A few months back my friends at Ruralnetonline started an experiment in re-inventing their business in the open, through a co-design process online and in workshops.
The highlight of last week’s Collaborate|2008 event was a demonstration of the results: a very smart network of linked blog sites for communities tackling climate change, with any amount of feeds from bookmarks, other news sources, photos, videos, maps … and Twitter. You will find the site here, and as you’ll see it acts as a sort of dashboard for the rest of the carbon neutral network. It’s a forerunner or a much wider network of organisations and communities.
I have to confess that I missed the presentation by Ruralnet chief executive Simon Berry and Paul Henderson, because conversation in the cybercafe was equally gripping, and I was shooting some video on my phone to upload to Qik. Paul Webster, Paul H and I were feeding stuff from our Nokia phones to an event site, as you can see here. Anyway, I was pretty sure I could get a replay.
Simon has uploaded the presentation here explaining how Ruralnetonline has developed over the past ten years, and how the new developments are a reversal of their earlier strategy of a subscription-based walled garden.
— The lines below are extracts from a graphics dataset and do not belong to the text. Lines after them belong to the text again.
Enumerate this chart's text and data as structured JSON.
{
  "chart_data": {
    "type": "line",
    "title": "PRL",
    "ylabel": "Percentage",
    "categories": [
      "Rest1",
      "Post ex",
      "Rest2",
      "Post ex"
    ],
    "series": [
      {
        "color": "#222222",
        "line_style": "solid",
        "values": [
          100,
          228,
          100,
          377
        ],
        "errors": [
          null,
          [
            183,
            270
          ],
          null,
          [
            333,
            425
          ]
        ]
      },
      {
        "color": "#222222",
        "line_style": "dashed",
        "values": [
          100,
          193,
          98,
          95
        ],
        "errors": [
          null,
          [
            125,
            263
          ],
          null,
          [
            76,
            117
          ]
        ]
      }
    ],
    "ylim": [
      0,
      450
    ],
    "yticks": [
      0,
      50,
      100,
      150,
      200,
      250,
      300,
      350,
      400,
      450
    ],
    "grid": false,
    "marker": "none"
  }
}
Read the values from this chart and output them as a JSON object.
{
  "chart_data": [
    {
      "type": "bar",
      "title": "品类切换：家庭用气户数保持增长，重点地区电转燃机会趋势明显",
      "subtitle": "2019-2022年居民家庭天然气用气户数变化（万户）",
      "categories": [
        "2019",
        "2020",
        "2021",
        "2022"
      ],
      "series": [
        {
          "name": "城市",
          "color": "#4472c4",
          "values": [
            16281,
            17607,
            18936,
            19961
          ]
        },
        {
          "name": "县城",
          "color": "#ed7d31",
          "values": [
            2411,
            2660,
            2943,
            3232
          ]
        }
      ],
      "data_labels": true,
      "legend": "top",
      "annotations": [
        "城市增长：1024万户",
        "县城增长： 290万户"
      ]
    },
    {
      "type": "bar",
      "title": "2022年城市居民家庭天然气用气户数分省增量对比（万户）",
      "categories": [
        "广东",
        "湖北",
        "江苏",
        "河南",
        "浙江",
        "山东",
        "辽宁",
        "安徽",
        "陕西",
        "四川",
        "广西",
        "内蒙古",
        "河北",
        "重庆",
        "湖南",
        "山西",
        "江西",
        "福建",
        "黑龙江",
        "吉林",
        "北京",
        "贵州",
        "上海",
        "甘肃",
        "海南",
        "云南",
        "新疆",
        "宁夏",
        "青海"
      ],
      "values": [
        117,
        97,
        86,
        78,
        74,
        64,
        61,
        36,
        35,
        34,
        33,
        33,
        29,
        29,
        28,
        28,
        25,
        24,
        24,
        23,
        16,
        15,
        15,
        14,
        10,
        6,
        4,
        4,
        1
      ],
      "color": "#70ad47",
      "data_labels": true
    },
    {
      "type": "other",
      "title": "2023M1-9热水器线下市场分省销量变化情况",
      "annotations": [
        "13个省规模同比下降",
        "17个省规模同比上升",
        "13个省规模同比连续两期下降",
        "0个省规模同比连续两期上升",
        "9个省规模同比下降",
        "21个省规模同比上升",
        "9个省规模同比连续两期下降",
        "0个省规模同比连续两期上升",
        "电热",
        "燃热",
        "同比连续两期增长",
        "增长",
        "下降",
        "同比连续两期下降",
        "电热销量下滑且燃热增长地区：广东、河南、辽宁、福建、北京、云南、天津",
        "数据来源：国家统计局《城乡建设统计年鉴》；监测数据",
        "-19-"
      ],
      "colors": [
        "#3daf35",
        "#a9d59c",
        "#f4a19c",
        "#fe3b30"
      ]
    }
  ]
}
Simon and Paul then gave me a quick recap of the presentation that they did. The big question, of course, is how to make this pay, since items like the newsletter and other content are free. Rualnetonline is to offer some premium charged-for services like the highly-successful Experts Online, and I think there will be substantial demand for custom developments.
What I think is exciting is the ability to build a system using free or low-cost tools; to put the emphasis on bottom-up content; to embrace the idea of distributed communities which I wrote about over here; to give users so many options on how to engage, and to do this in an open way that allows content to be linked to other sites.
I should declare an interest here: I’ve known Simon and the team pretty much since they started online, and they are partners in the Membership Project where we are exploring what social media may mean to membership organisations, and the notion of organising without organisations. However, I think I’m fairly dispassionate in believing that they are now ahead of the UK nonprofit/social enterprise field in the range of online services that they can provide. Or does anyone have other innovative examples? The good thing is, I know the people at Ruralnet would be glad to collaborate.
Oh yes, they do non-rural projects too through Networksonline. Technical note: the blogs are built using WordPress MU, with Drupal providing some other services.